Kasia chodzi do czwartej klasy. Rozpoczęła naukę w wieku sześciu lat, 24 maja skończy dziesięć. Dwa dni wcześniej jej koledzy i koleżanki z klasy, którzy do szkoły poszli w wieku siedmiu lat, będą zdawać egzamin na kartę rowerową. Kasia nie, bo zgodnie z prawem może przystąpić do niego osoba, która „osiągnęła wymagalny minimalny wiek" dziesięciu lat.

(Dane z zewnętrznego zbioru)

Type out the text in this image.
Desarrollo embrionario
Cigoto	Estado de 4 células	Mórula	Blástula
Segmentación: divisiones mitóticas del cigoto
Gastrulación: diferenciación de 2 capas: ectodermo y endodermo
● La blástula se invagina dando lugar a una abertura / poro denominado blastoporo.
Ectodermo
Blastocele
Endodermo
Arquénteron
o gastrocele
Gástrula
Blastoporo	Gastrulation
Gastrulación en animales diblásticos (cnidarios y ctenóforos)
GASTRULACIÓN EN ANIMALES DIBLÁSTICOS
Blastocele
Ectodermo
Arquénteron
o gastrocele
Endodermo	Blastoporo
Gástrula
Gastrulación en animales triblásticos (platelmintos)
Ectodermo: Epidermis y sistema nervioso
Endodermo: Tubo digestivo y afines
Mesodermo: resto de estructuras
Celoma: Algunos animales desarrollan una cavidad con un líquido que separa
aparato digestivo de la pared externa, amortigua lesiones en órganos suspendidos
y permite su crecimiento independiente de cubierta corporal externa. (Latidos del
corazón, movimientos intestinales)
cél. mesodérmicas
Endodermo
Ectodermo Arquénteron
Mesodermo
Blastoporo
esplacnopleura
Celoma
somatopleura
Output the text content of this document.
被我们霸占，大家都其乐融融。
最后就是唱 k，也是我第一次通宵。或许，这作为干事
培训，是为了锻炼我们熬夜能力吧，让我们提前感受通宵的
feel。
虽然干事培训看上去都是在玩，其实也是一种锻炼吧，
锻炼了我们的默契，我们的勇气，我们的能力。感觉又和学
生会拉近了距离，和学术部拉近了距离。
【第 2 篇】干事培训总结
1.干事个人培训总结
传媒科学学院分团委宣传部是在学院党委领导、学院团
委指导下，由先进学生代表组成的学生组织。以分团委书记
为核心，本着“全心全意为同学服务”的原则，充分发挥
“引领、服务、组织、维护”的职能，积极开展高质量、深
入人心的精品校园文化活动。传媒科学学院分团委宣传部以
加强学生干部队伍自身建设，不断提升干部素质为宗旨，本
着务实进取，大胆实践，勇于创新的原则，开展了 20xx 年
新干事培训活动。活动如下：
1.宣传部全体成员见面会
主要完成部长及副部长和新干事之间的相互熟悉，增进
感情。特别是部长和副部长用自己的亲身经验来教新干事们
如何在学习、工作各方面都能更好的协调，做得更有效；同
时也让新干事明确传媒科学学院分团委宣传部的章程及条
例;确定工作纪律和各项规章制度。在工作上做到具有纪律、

Kasia jest rozgoryczona, a jej rodzice mają problem, jak jej wytłumaczyć, dlaczego nie może zdawać razem z kolegami. Przecież wspólnie uczyli się przepisów, znaków i odwiedzili miasteczko drogowe.
To kolejny przykład na to, jak fatalnie przygotowano reformę obniżającą wiek szkolny. Zgodnie z podstawą programową szkoła ma stworzyć uczniom warunki do bezpłatnego uzyskania karty rowerowej. Przygotowanie do egzaminu odbywa się na zajęciach techniki w czwartej klasie. Dyrektor szkoły organizował egzamin w semestrze letnim, bo wtedy już wszystkie dzieci rozpoczynające naukę w wieku siedmiu lat musiały obchodzić dziesiąte urodziny.